Step 1: Download the model.
# PyTorch 1.6.0
# Python 3.6
wget https://pai-blade.cn-hangzhou.oss.aliyun-inc.com/test_public_model/bbs/pt_aicompiler_demo/orig_decoder_v2.ptStep 2: Load the model and call `blade.optimize()`.
The core call structure is the same as TensorFlow.
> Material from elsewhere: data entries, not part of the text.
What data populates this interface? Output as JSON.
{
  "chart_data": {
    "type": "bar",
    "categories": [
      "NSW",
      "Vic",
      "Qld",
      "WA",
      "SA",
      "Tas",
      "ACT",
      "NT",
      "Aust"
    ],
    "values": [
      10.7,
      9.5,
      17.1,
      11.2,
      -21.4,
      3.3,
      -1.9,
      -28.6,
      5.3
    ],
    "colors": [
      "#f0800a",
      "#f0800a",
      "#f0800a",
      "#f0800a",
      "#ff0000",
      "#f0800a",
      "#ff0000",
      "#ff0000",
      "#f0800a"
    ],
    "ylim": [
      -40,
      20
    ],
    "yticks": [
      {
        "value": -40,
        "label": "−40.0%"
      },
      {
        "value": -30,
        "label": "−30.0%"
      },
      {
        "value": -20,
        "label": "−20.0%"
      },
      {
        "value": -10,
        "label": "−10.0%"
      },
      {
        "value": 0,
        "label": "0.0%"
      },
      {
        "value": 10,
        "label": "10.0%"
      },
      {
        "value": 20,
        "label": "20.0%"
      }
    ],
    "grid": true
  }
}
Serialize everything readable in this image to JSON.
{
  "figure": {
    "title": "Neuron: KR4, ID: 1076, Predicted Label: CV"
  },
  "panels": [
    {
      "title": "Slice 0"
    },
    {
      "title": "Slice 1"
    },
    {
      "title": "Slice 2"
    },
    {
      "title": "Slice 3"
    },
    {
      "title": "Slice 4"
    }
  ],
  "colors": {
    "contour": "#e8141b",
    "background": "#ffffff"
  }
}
For PyTorch, pass test data as a list of tuples:
optimized_model, opt_spec, report = blade.optimize(model, 'o1', device_type='gpu', test_data=[dummy], ...)The complete example:
import torch
import blade
# Load the TorchScript model.
pt_file = 'orig_decoder_v2.pt'
batch = 8
model = torch.jit.load(pt_file)
# Prepare test data.
def get_test_data(batch_size=1):
decoder_input_t = torch.LongTensor([1] * batch_size).cuda()
decoder_hidden_t = torch.rand(batch_size, 1, 256).cuda()
decoder_hidden_t = decoder_hidden_t * 1.0
decoder_hidden_t = torch.tanh(decoder_hidden_t)
output_highfeature_t = torch.rand(batch_size, 448, 4, 50).cuda()
attention_sum_t = torch.rand(batch_size, 1, 4, 50).cuda()
decoder_attention_t = torch.rand(batch_size, 1, 4, 50).cuda()
et_mask = torch.rand(batch_size, 4, 50).cuda()
return (decoder_input_t, decoder_hidden_t, output_highfeature_t,
attention_sum_t, decoder_attention_t, et_mask)
dummy = get_test_data(batch)
# Optimize the model.
optimized_model, opt_spec, report = blade.optimize(
model, # The original TorchScript model.
'o1', # Optimization level: o1 or o2.
device_type='gpu', # Target device for the optimized model.
test_data=[dummy], # For PyTorch, input data is a list of tuples.
config=blade.Config()
)
print('spec: {}'.format(opt_spec))
print('report: {}'.format(report))
# Save the optimized model.
torch.jit.save(optimized_model, 'optimized_decoder.pt')Step 3: Review the optimization report.
The following report shows a 2.45x speedup on an NVIDIA Tesla T4 GPU:
{
"optimizations": [
{
"name": "PyTorchMlir",
"status": "effective",
"speedup": "2.45",
"pre_run": "1.99 ms",
"post_run": "0.81 ms"
}
]
}For details on report fields, see Optimization report.